CGS-CIMB forecasted that the Yokohama IR could generate at least US$1b EBITDA in FY 2026, based on a facility with a total GFA of 1.5 million sqm, cost of up to US$11.9b and revenue of $11.12b (JPY880b). “Our base case assumes that a Yokohama IR could generate at least $6.51b (US$4.8b) net recurring revenue when the resort is fully open,” See said. “A Yokohama IR could generate a net profit of around $332.13m (US$245m) in FY 2026 in our base-case scenario.”
“The estimated capex outlay for the Osaka and Yokohama IRs are extensive, close to the cumulative capex for the initial phases of both Singapore IRs (US$10b) and larger than some of the recently announced upcoming casinos such as Naga 3 and Resorts World Las Vergas which are estimated to cost around $5.42b (US$4b) each,” See noted.
That said, Genting Singapore is facing some stiff competition, going up against six other entities in Osaka’s casino resort RFC, and eleven others for the Yamashita Pier IR in Yokohama. Some of these firms include Las Vegas Sands Corp, Melco Resorts and MGM Resorts International.
After stacking up the players vying for Japan’s IRs, See noted that as at end-FY 2018, Genting Singapore has the largest net cash position amongst its peers, whilst Las Vegas Sands and Galaxy Entertainment reportedly have the highest capex commitment over the next three to four years.
“Assuming a Japanese IR is sanctioned by FY 2021, we believe Genting Singapore has sufficient financial bandwidth to cover the equity for an Osaka IR, and more than enough for a regional IR. We also think it has sufficient cash to cover around 80% of a Yokohama IR (assuming a 50% stake and 50% financing). Should the project be delayed, this could benefit Genting Singapore as well, in our view.”
See added that Genting Singapore’s balance sheet will be further strengthened once it pays off its $860m loan at its Resorts World Sentosa subsidiary. In FY 2016, Genting Singapore also divested a stake in a Jeju IR for $569.37m (US$420m) to set aside a cash pile for an opportunity in Japan.
“We think Genting Singapore has the capacity to accommodate two large developments. Genting Singapore churned about $1b of operational cash flows per annum even in its tough years,” she added.
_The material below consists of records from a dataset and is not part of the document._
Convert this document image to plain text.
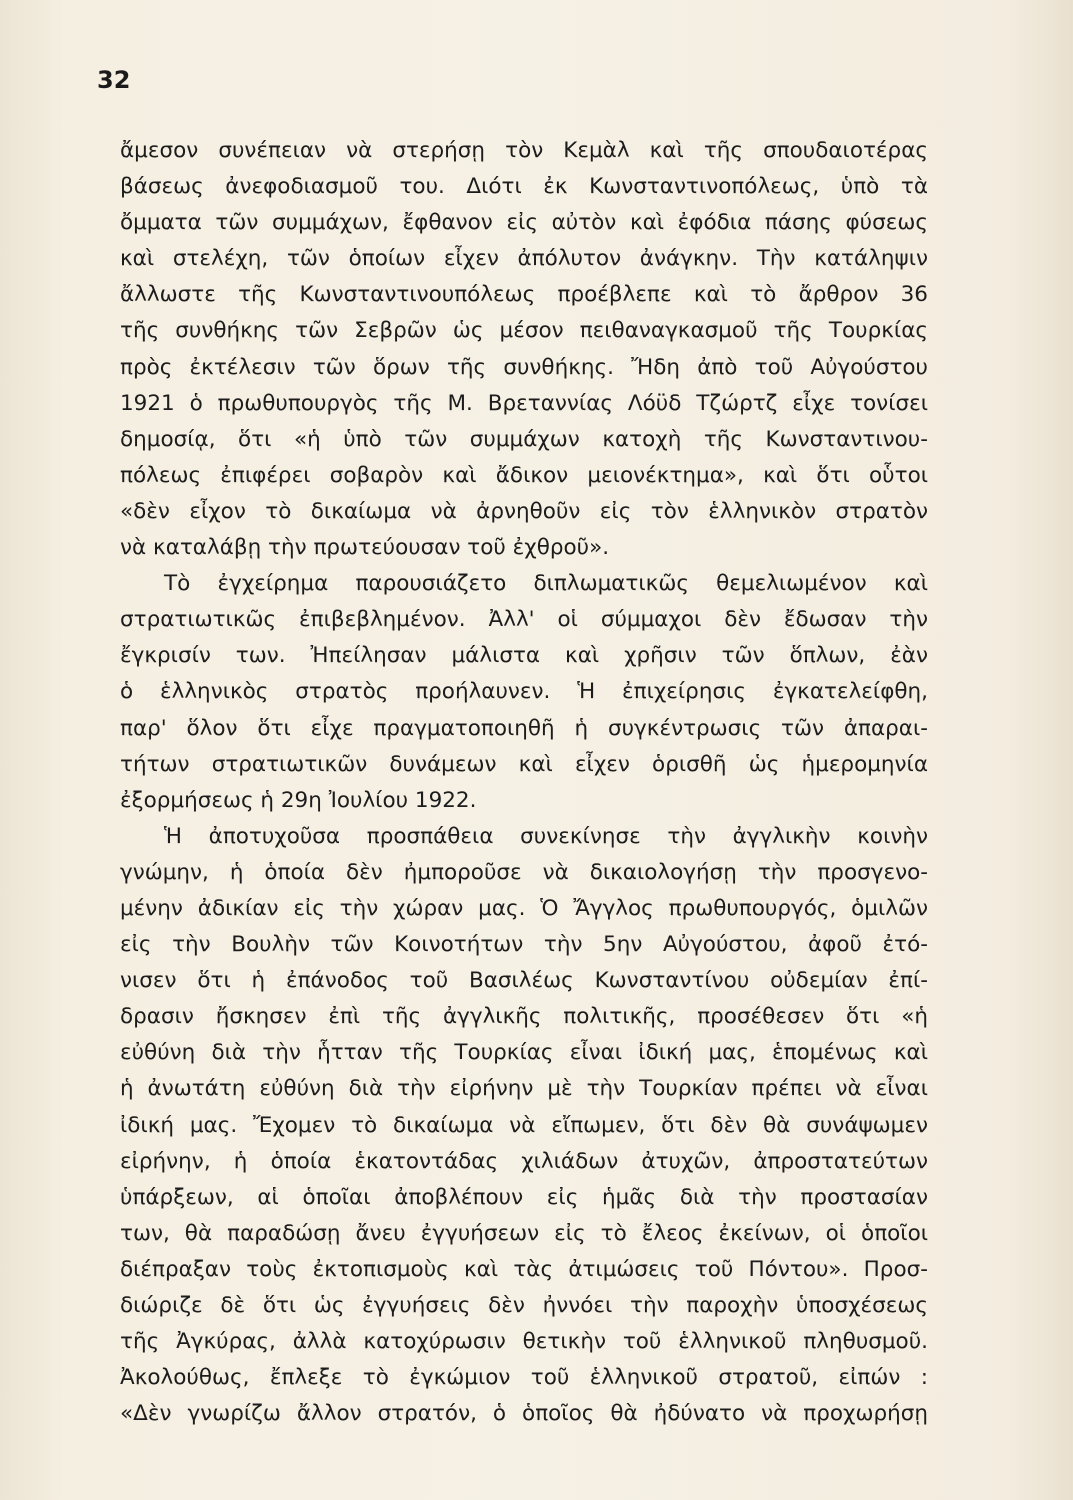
32

ἄμεσον συνέπειαν νὰ στερήσῃ τὸν Κεμὰλ καὶ τῆς σπουδαιοτέρας
βάσεως ἀνεφοδιασμοῦ του. Διότι ἐκ Κωνσταντινοπόλεως, ὑπὸ τὰ
ὄμματα τῶν συμμάχων, ἔφθανον εἰς αὐτὸν καὶ ἐφόδια πάσης φύσεως
καὶ στελέχη, τῶν ὁποίων εἶχεν ἀπόλυτον ἀνάγκην. Τὴν κατάληψιν
ἄλλωστε τῆς Κωνσταντινουπόλεως προέβλεπε καὶ τὸ ἄρθρον 36
τῆς συνθήκης τῶν Σεβρῶν ὡς μέσον πειθαναγκασμοῦ τῆς Τουρκίας
πρὸς ἐκτέλεσιν τῶν ὅρων τῆς συνθήκης. Ἤδη ἀπὸ τοῦ Αὐγούστου
1921 ὁ πρωθυπουργὸς τῆς Μ. Βρεταννίας Λόϋδ Τζώρτζ εἶχε τονίσει
δημοσίᾳ, ὅτι «ἡ ὑπὸ τῶν συμμάχων κατοχὴ τῆς Κωνσταντινου-
πόλεως ἐπιφέρει σοβαρὸν καὶ ἄδικον μειονέκτημα», καὶ ὅτι οὗτοι
«δὲν εἶχον τὸ δικαίωμα νὰ ἀρνηθοῦν εἰς τὸν ἑλληνικὸν στρατὸν
νὰ καταλάβῃ τὴν πρωτεύουσαν τοῦ ἐχθροῦ».
Τὸ ἐγχείρημα παρουσιάζετο διπλωματικῶς θεμελιωμένον καὶ
στρατιωτικῶς ἐπιβεβλημένον. Ἀλλ' οἱ σύμμαχοι δὲν ἔδωσαν τὴν
ἔγκρισίν των. Ἠπείλησαν μάλιστα καὶ χρῆσιν τῶν ὅπλων, ἐὰν
ὁ ἑλληνικὸς στρατὸς προήλαυνεν. Ἡ ἐπιχείρησις ἐγκατελείφθη,
παρ' ὅλον ὅτι εἶχε πραγματοποιηθῆ ἡ συγκέντρωσις τῶν ἀπαραι-
τήτων στρατιωτικῶν δυνάμεων καὶ εἶχεν ὁρισθῆ ὡς ἡμερομηνία
ἐξορμήσεως ἡ 29η Ἰουλίου 1922.
Ἡ ἀποτυχοῦσα προσπάθεια συνεκίνησε τὴν ἀγγλικὴν κοινὴν
γνώμην, ἡ ὁποία δὲν ἠμποροῦσε νὰ δικαιολογήσῃ τὴν προσγενο-
μένην ἀδικίαν εἰς τὴν χώραν μας. Ὁ Ἄγγλος πρωθυπουργός, ὁμιλῶν
εἰς τὴν Βουλὴν τῶν Κοινοτήτων τὴν 5ην Αὐγούστου, ἀφοῦ ἐτό-
νισεν ὅτι ἡ ἐπάνοδος τοῦ Βασιλέως Κωνσταντίνου οὐδεμίαν ἐπί-
δρασιν ἤσκησεν ἐπὶ τῆς ἀγγλικῆς πολιτικῆς, προσέθεσεν ὅτι «ἡ
εὐθύνη διὰ τὴν ἧτταν τῆς Τουρκίας εἶναι ἰδική μας, ἑπομένως καὶ
ἡ ἀνωτάτη εὐθύνη διὰ τὴν εἰρήνην μὲ τὴν Τουρκίαν πρέπει νὰ εἶναι
ἰδική μας. Ἔχομεν τὸ δικαίωμα νὰ εἴπωμεν, ὅτι δὲν θὰ συνάψωμεν
εἰρήνην, ἡ ὁποία ἑκατοντάδας χιλιάδων ἀτυχῶν, ἀπροστατεύτων
ὑπάρξεων, αἱ ὁποῖαι ἀποβλέπουν εἰς ἡμᾶς διὰ τὴν προστασίαν
των, θὰ παραδώσῃ ἄνευ ἐγγυήσεων εἰς τὸ ἔλεος ἐκείνων, οἱ ὁποῖοι
διέπραξαν τοὺς ἐκτοπισμοὺς καὶ τὰς ἀτιμώσεις τοῦ Πόντου». Προσ-
διώριζε δὲ ὅτι ὡς ἐγγυήσεις δὲν ἠννόει τὴν παροχὴν ὑποσχέσεως
τῆς Ἀγκύρας, ἀλλὰ κατοχύρωσιν θετικὴν τοῦ ἑλληνικοῦ πληθυσμοῦ.
Ἀκολούθως, ἔπλεξε τὸ ἐγκώμιον τοῦ ἑλληνικοῦ στρατοῦ, εἰπών :
«Δὲν γνωρίζω ἄλλον στρατόν, ὁ ὁποῖος θὰ ἠδύνατο νὰ προχωρήσῃ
In April, Genting Singapore announced it would also embark on a $4.5b expansion of its IR at Resorts World Sentosa, which would add approximately 50% or 164,000 sqm of new GFA of leisure and entertainment space.
The project will include expanding Universal Studios Singapore, with two immersive environments Minion Park and Super Nintendo World, expanding the S.E.A. Aquarium to be re-branded as Singapore Oceanarium and converting the Resorts World Theatre into a new Adventure Dining Playhouse.
Likewise, it will expand its in-resort accommodation with up to 1,100 more hotel rooms at a new waterfront lifestyle complex and within the central zone of RWS, and develop a driverless transport system (DTS) to enhance last-mile connectivity and bring greater footfall to RWS and the rest of Sentosa Island.